I already saw a totality in my lifetime so shall spare the roads my car, this day. Instead I'll clog up the blog: with chronology. Thiele's 1965 limmu-list remains canon for 891-648 BC; Illig, "Scott", and Guyénot notwithstanding. Its last generation may even be reinforced in light of that Miyake event 660 BC.

It gets uglier before 891 BC, when Chinese records get difficult (thanks loads, Qin); of course we have nothing from Europe, India, or the Americas here. All we have are Egyptian and Mesopotamian records, suffering a lengthy hiccup before which at least the later Hittites are helping us out.
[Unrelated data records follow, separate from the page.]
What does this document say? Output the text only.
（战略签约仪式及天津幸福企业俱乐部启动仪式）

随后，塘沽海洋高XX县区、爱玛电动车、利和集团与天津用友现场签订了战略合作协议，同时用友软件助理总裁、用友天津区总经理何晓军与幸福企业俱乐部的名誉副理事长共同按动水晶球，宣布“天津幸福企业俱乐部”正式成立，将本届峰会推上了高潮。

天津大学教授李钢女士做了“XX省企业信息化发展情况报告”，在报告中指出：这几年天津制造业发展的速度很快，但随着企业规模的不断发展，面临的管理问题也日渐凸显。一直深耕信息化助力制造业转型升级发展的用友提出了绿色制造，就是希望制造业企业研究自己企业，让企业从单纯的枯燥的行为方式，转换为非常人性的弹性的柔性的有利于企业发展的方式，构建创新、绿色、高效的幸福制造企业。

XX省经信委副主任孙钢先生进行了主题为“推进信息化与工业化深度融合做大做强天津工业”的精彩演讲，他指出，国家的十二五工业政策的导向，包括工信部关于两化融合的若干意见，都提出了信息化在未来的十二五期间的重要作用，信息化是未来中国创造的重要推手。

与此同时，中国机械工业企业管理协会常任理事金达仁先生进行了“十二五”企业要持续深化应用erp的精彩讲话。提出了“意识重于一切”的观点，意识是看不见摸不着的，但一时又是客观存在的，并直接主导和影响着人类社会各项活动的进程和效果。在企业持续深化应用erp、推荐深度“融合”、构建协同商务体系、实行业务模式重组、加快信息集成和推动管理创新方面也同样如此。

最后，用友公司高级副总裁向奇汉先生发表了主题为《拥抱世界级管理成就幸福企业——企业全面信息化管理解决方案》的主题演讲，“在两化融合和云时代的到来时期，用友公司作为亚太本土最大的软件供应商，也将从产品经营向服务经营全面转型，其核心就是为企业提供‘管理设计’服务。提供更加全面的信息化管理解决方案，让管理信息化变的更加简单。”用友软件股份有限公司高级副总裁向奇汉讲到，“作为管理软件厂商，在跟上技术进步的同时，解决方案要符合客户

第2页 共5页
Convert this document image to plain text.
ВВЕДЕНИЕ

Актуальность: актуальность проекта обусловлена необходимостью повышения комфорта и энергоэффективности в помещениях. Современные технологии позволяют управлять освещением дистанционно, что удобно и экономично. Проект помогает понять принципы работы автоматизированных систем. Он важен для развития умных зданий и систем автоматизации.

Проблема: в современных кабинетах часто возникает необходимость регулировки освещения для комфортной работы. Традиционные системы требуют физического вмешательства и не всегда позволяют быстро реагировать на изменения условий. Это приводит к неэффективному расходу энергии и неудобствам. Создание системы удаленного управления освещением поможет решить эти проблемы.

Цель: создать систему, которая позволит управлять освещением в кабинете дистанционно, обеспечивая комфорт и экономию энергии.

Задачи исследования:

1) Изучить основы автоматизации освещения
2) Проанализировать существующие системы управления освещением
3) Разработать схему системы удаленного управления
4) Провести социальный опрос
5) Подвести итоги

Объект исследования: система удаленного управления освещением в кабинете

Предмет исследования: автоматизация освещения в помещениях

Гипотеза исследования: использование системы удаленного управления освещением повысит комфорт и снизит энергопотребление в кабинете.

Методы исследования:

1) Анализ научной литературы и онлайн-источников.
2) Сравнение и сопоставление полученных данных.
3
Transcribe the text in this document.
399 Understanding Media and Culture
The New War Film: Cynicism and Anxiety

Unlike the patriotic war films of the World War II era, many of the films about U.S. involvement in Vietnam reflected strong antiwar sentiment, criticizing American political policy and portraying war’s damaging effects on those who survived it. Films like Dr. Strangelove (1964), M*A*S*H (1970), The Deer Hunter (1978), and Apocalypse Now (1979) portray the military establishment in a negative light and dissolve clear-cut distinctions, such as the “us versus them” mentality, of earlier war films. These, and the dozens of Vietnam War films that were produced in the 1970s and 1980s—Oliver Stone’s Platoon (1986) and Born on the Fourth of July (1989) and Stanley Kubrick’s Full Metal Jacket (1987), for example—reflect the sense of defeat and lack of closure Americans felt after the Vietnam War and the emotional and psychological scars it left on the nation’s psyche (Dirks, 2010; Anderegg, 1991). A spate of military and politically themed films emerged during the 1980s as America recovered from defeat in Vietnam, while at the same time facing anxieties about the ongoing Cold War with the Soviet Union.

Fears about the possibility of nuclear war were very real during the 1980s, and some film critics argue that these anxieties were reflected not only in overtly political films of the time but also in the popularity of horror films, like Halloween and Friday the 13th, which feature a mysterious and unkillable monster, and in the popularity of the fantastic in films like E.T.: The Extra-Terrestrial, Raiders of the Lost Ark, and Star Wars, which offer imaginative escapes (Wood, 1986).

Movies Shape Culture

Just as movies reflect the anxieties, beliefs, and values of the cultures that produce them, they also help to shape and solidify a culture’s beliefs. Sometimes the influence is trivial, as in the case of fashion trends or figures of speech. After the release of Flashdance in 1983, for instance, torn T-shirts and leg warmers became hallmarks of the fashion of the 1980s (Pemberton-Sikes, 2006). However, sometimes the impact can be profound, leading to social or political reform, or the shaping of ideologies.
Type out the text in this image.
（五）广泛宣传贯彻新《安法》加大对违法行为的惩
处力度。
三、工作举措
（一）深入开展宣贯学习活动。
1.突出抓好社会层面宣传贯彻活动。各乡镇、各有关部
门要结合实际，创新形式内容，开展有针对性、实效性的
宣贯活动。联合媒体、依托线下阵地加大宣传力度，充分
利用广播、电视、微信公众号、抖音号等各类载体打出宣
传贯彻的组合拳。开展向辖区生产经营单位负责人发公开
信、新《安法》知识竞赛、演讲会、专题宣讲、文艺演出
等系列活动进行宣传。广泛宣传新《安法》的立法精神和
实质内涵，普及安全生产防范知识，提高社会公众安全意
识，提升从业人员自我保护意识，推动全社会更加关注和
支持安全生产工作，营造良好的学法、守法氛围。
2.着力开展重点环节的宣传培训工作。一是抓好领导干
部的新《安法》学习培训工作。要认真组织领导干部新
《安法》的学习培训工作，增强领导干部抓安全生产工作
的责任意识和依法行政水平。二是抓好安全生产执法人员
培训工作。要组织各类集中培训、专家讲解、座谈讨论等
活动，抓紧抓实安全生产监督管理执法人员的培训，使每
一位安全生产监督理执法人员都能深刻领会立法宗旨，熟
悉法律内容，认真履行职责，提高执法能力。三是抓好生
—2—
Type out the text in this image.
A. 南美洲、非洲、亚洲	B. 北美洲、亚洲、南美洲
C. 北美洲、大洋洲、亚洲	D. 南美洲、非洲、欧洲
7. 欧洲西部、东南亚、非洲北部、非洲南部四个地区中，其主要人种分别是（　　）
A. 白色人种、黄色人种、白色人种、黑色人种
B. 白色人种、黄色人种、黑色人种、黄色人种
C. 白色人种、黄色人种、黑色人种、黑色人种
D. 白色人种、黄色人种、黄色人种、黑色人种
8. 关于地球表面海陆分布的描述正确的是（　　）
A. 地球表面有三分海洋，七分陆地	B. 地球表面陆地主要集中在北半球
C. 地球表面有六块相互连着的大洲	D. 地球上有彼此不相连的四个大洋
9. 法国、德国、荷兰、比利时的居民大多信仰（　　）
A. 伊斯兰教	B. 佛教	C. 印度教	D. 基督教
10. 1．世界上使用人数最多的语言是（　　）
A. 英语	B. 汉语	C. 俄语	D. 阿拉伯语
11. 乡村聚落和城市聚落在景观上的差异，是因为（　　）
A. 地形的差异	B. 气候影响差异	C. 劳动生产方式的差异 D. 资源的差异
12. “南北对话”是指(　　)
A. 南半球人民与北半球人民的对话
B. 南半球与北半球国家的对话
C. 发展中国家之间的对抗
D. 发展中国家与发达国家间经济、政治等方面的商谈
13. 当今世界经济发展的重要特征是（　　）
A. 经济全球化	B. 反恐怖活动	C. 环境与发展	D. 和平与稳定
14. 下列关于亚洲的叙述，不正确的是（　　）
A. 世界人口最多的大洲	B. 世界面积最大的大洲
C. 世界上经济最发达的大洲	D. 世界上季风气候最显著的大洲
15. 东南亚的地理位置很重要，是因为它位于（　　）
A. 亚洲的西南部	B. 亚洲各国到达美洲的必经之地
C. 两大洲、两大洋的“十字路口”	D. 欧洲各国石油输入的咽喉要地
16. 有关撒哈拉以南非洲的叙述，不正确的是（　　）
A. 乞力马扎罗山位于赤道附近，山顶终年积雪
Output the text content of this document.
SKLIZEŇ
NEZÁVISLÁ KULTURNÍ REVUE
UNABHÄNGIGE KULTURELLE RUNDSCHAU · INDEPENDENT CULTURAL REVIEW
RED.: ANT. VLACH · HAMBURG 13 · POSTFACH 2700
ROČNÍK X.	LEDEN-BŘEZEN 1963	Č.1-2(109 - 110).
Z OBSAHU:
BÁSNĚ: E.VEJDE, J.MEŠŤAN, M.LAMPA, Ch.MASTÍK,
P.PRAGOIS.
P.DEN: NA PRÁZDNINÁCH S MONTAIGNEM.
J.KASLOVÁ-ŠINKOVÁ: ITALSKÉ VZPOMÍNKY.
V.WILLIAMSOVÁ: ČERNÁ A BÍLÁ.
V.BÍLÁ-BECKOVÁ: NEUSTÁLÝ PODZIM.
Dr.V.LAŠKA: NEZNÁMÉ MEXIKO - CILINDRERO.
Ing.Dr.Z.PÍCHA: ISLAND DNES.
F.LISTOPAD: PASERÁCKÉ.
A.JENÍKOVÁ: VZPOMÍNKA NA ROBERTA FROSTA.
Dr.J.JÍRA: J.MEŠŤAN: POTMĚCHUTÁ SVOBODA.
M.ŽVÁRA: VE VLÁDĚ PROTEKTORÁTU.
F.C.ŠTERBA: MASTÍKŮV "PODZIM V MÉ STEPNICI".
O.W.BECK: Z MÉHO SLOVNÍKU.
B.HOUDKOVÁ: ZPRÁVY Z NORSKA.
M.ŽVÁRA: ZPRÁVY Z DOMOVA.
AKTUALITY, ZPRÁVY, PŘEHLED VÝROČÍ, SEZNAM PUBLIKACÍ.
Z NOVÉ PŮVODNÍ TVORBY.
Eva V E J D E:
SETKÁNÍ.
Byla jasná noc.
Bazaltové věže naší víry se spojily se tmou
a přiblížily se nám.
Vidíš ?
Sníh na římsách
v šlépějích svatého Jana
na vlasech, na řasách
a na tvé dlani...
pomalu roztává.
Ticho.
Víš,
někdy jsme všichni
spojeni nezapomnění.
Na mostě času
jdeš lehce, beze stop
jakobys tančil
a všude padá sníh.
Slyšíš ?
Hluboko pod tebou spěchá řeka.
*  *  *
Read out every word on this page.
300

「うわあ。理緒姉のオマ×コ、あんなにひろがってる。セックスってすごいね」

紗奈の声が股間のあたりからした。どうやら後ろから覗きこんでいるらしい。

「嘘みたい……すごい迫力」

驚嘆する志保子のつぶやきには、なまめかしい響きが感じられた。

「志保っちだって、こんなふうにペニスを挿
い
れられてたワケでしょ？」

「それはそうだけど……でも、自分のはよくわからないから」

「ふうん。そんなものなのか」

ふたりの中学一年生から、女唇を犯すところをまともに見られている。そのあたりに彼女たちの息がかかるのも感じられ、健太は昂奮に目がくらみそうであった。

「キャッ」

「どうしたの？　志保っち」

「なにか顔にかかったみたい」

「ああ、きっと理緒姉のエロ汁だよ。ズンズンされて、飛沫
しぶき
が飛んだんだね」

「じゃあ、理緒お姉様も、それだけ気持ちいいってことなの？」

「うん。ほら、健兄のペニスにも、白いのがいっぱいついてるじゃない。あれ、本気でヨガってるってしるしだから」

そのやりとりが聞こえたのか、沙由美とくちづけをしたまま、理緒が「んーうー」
The Catholic University of Argentina is hosting a Damqatum 18 (2022) paper as would shift the New Kingdom - and the Hittites with them - 243 years to the "future", toward us. It would illuminate the "Dark Age"... at the expense of darkening Anatolia further before the Hittites. We would really be hurting for any reference to Thera, semi-decently located early 1500s BC, as isn't pots.

I don't accept this paper any more than I accepted Illig, whom Miyake debunked; or Guyénot, who's barely on any radar. We own too much Aegean and Anatolian dendro' by now not least, this drought published 2023.

Still. We do need to know where the weaknesses in our sources. That the weaknesses allowed for a 2.43 century fuzzball, as late as 2022, should be... worrying. Also we need all the eclipses; UCA / Damqatum 18 make much of 31 May 957 BC, which should have been total over Thebes, if Egypt recorded any of that.